Institute of Rehabilitation Engineering and Technology, University of Shanghai for Science and Technology, Shanghai, China.
Shanghai Engineering Research Center of Assistive Devices, Shanghai, China.
Brain Connect. 2024 Oct;14(8):401-417. doi: 10.1089/brain.2024.0005. Epub 2024 Aug 1.
With an aging population, the prevalence of neurological disorders is increasing, leading to a rise in lower limb movement disorders and, in turn, a growing need for rehabilitation training. Previous neuroimaging studies have shown a growing scientific interest in the study of brain mechanisms in robot-assisted lower limb rehabilitation (RALLR). This review aimed to determine differences in neural activity patterns during different RALLR tasks and the impact on neurofunctional plasticity. Sixty-five articles in the field of RALLR were selected and tested using three brain function detection technologies. Most studies have focused on changes in activity in various regions of the cerebral cortex during different lower limb rehabilitation tasks but have also increasingly focused on functional changes in other cortical and deep subcortical structures. Our analysis also revealed a neglect of certain task types. We identify and discuss future research directions that may contribute to a clear understanding of neural functional plasticity under different RALLR tasks. Impact Statement The evaluation of robot-assisted lower limb rehabilitation based on brain function detection technology can assess the neurological changes of patients in the rehabilitation process by monitoring brain activities and can also provide more accurate guidance for robot-assisted lower limb rehabilitation. By monitoring the patient's brain activity, the robot can adjust according to the real-time status of the patient to achieve more effective rehabilitation training. This has potential impact on improving the rehabilitation effect and speeding up the rehabilitation process of patients.

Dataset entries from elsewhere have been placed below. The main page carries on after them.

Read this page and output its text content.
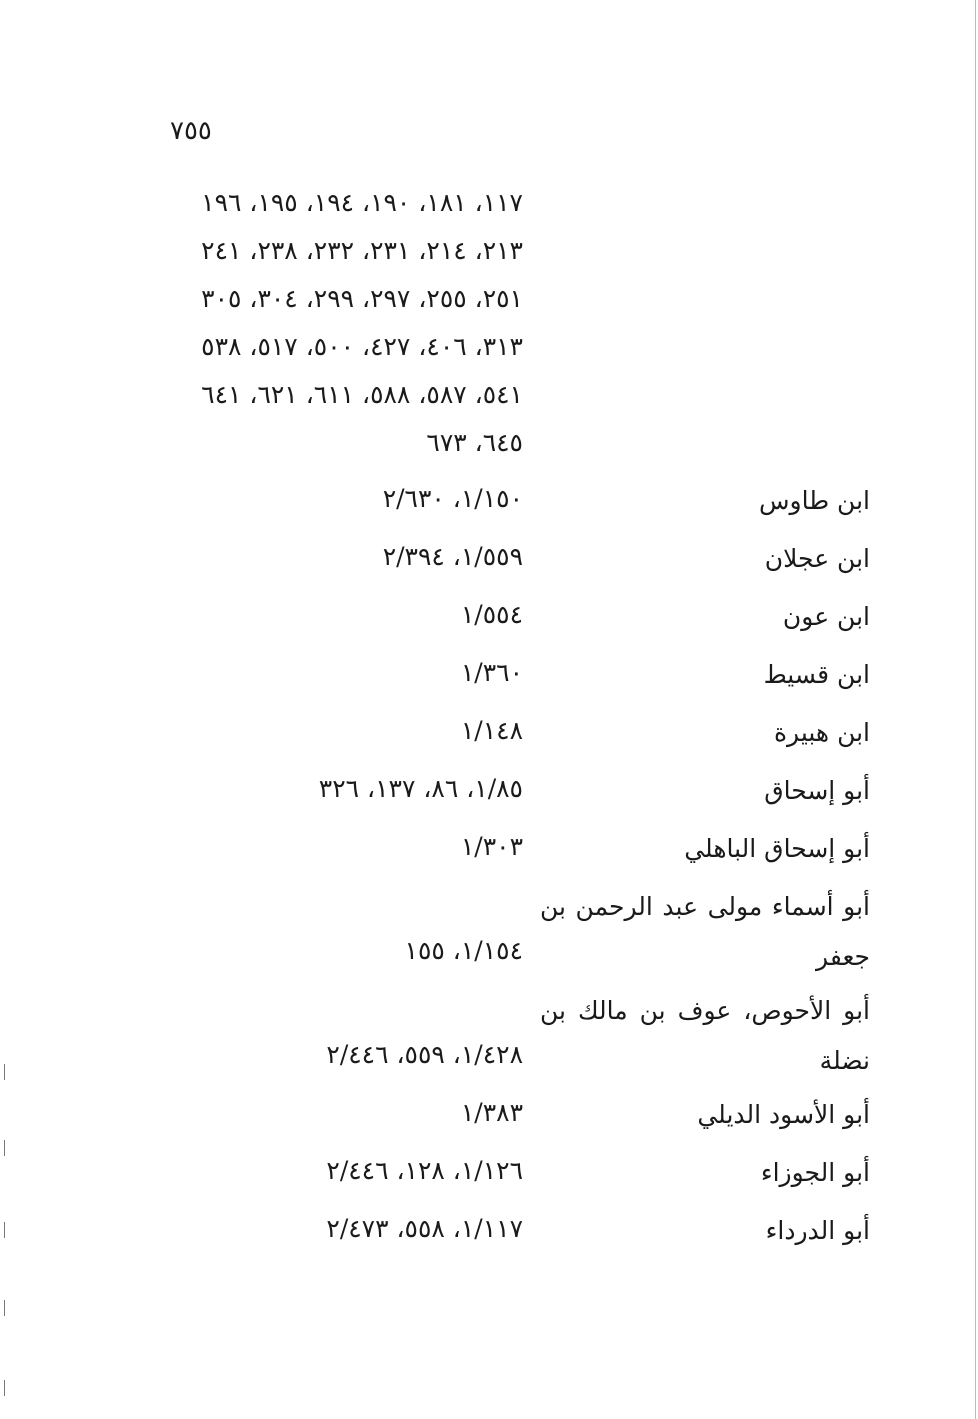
٧٥٥
١١٧، ١٨١، ١٩٠، ١٩٤، ١٩٥، ١٩٦
٢١٣، ٢١٤، ٢٣١، ٢٣٢، ٢٣٨، ٢٤١
٢٥١، ٢٥٥، ٢٩٧، ٢٩٩، ٣٠٤، ٣٠٥
٣١٣، ٤٠٦، ٤٢٧، ٥٠٠، ٥١٧، ٥٣٨
٥٤١، ٥٨٧، ٥٨٨، ٦١١، ٦٢١، ٦٤١
٦٤٥، ٦٧٣
ابن طاوس
١/١٥٠، ٢/٦٣٠
ابن عجلان
١/٥٥٩، ٢/٣٩٤
ابن عون
١/٥٥٤
ابن قسيط
١/٣٦٠
ابن هبيرة
١/١٤٨
أبو إسحاق
١/٨٥، ٨٦، ١٣٧، ٣٢٦
أبو إسحاق الباهلي
١/٣٠٣
أبو أسماء مولى عبد الرحمن بن
جعفر
١/١٥٤، ١٥٥
أبو الأحوص، عوف بن مالك بن
نضلة
١/٤٢٨، ٥٥٩، ٢/٤٤٦
أبو الأسود الديلي
١/٣٨٣
أبو الجوزاء
١/١٢٦، ١٢٨، ٢/٤٤٦
أبو الدرداء
١/١١٧، ٥٥٨، ٢/٤٧٣
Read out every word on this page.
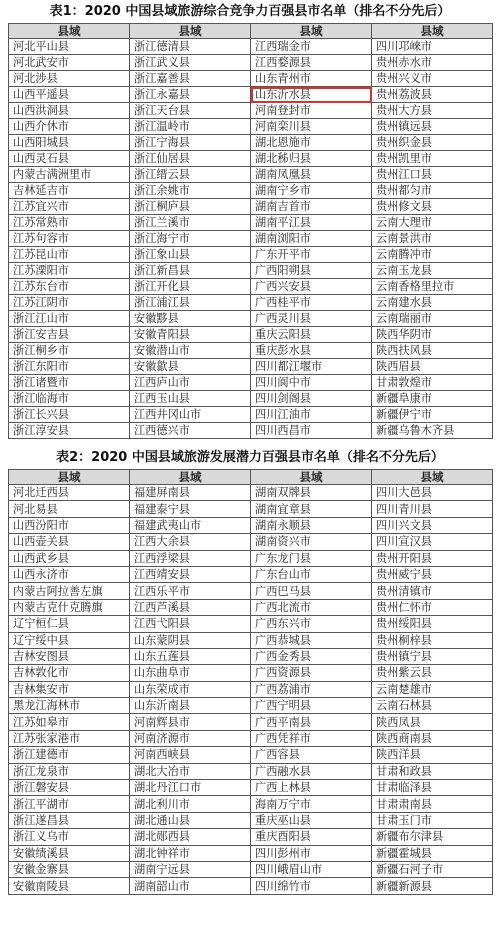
表1：2020 中国县域旅游综合竞争力百强县市名单（排名不分先后）
县域	县域	县域	县域
河北平山县	浙江德清县	江西瑞金市	四川邛崃市
河北武安市	浙江武义县	江西婺源县	贵州赤水市
河北涉县	浙江嘉善县	山东青州市	贵州兴义市
山西平遥县	浙江永嘉县	山东沂水县	贵州荔波县
山西洪洞县	浙江天台县	河南登封市	贵州大方县
山西介休市	浙江温岭市	河南栾川县	贵州镇远县
山西阳城县	浙江宁海县	湖北恩施市	贵州织金县
山西灵石县	浙江仙居县	湖北秭归县	贵州凯里市
内蒙古满洲里市	浙江缙云县	湖南凤凰县	贵州江口县
吉林延吉市	浙江余姚市	湖南宁乡市	贵州都匀市
江苏宜兴市	浙江桐庐县	湖南吉首市	贵州修文县
江苏常熟市	浙江兰溪市	湖南平江县	云南大理市
江苏句容市	浙江海宁市	湖南浏阳市	云南景洪市
江苏昆山市	浙江象山县	广东开平市	云南腾冲市
江苏溧阳市	浙江新昌县	广西阳朔县	云南玉龙县
江苏东台市	浙江开化县	广西兴安县	云南香格里拉市
江苏江阴市	浙江浦江县	广西桂平市	云南建水县
浙江江山市	安徽黟县	广西灵川县	云南瑞丽市
浙江安吉县	安徽青阳县	重庆云阳县	陕西华阴市
浙江桐乡市	安徽潜山市	重庆彭水县	陕西扶风县
浙江东阳市	安徽歙县	四川都江堰市	陕西眉县
浙江诸暨市	江西庐山市	四川阆中市	甘肃敦煌市
浙江临海市	江西玉山县	四川剑阁县	新疆阜康市
浙江长兴县	江西井冈山市	四川江油市	新疆伊宁市
浙江淳安县	江西德兴市	四川西昌市	新疆乌鲁木齐县
表2：2020 中国县域旅游发展潜力百强县市名单（排名不分先后）
县域	县域	县域	县域
河北迁西县	福建屏南县	湖南双牌县	四川大邑县
河北易县	福建泰宁县	湖南宜章县	四川青川县
山西汾阳市	福建武夷山市	湖南永顺县	四川兴文县
山西壶关县	江西大余县	湖南资兴市	四川宣汉县
山西武乡县	江西浮梁县	广东龙门县	贵州开阳县
山西永济市	江西靖安县	广东台山市	贵州威宁县
内蒙古阿拉善左旗	江西乐平市	广西巴马县	贵州清镇市
内蒙古克什克腾旗	江西芦溪县	广西北流市	贵州仁怀市
辽宁桓仁县	江西弋阳县	广西东兴市	贵州绥阳县
辽宁绥中县	山东蒙阴县	广西恭城县	贵州桐梓县
吉林安图县	山东五莲县	广西金秀县	贵州镇宁县
吉林敦化市	山东曲阜市	广西资源县	贵州紫云县
吉林集安市	山东荣成市	广西荔浦市	云南楚雄市
黑龙江海林市	山东沂南县	广西宁明县	云南石林县
江苏如皋市	河南辉县市	广西平南县	陕西凤县
江苏张家港市	河南济源市	广西凭祥市	陕西商南县
浙江建德市	河南西峡县	广西容县	陕西洋县
浙江龙泉市	湖北大冶市	广西融水县	甘肃和政县
浙江磐安县	湖北丹江口市	广西上林县	甘肃临泽县
浙江平湖市	湖北利川市	海南万宁市	甘肃肃南县
浙江遂昌县	湖北通山县	重庆巫山县	甘肃玉门市
浙江义乌市	湖北郧西县	重庆酉阳县	新疆布尔津县
安徽绩溪县	湖北钟祥市	四川彭州市	新疆霍城县
安徽金寨县	湖南宁远县	四川峨眉山市	新疆石河子市
安徽南陵县	湖南韶山市	四川绵竹市	新疆新源县
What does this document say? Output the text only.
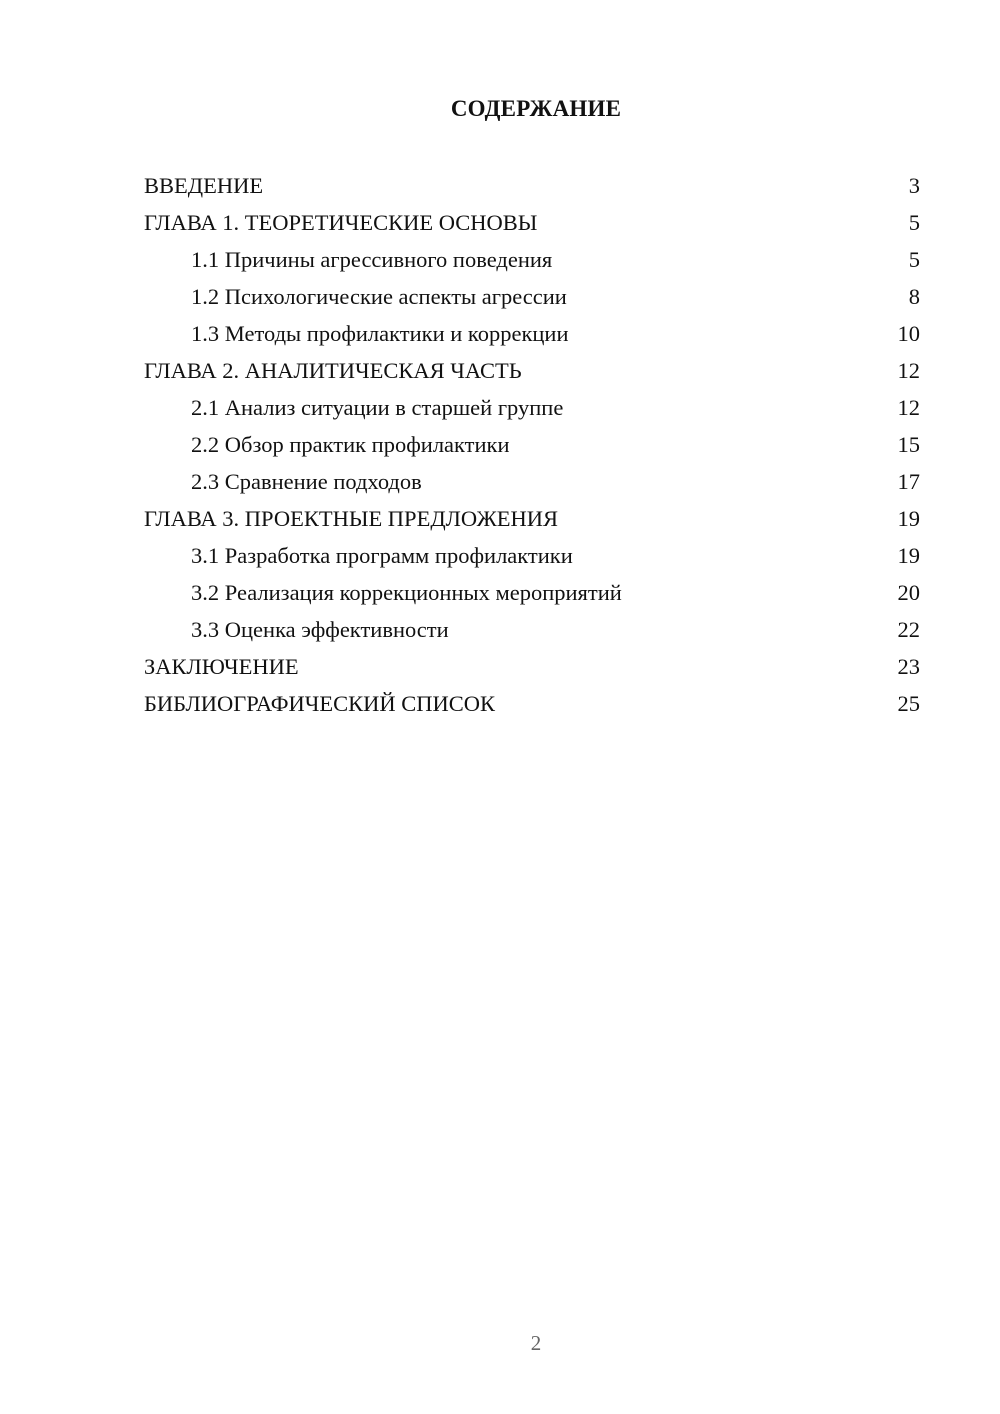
СОДЕРЖАНИЕ
ВВЕДЕНИЕ	3
ГЛАВА 1. ТЕОРЕТИЧЕСКИЕ ОСНОВЫ	5
1.1 Причины агрессивного поведения	5
1.2 Психологические аспекты агрессии	8
1.3 Методы профилактики и коррекции	10
ГЛАВА 2. АНАЛИТИЧЕСКАЯ ЧАСТЬ	12
2.1 Анализ ситуации в старшей группе	12
2.2 Обзор практик профилактики	15
2.3 Сравнение подходов	17
ГЛАВА 3. ПРОЕКТНЫЕ ПРЕДЛОЖЕНИЯ	19
3.1 Разработка программ профилактики	19
3.2 Реализация коррекционных мероприятий	20
3.3 Оценка эффективности	22
ЗАКЛЮЧЕНИЕ	23
БИБЛИОГРАФИЧЕСКИЙ СПИСОК	25
2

随着人口老龄化,神经紊乱的患病率不断增加,导致下肢运动障碍的发病率上升,进而对康复训练的需求也日益增长。先前的神经影像学研究表明,机器人辅助下肢康复(RALLR)领域的大脑机制研究越来越受到科学界的关注。本综述旨在确定不同 RALLR 任务中的神经活动模式差异及其对神经功能可塑性的影响。选择了 65 篇 RALLR 领域的文章,并使用三种大脑功能检测技术进行了测试。大多数研究都集中在不同下肢康复任务中大脑皮层不同区域的活动变化上,但也越来越关注其他皮层和深部皮质下结构的功能变化。我们的分析还揭示了对某些任务类型的忽视。我们确定并讨论了未来的研究方向,这可能有助于清楚地了解不同 RALLR 任务下的神经功能可塑性。影响声明基于脑功能检测技术的机器人辅助下肢康复评估可以通过监测大脑活动来评估患者康复过程中的神经变化,也可以为机器人辅助下肢康复提供更准确的指导。通过监测患者的大脑活动,机器人可以根据患者的实时状态进行调整,以实现更有效的康复训练。这对提高患者的康复效果和加快康复进程具有潜在影响。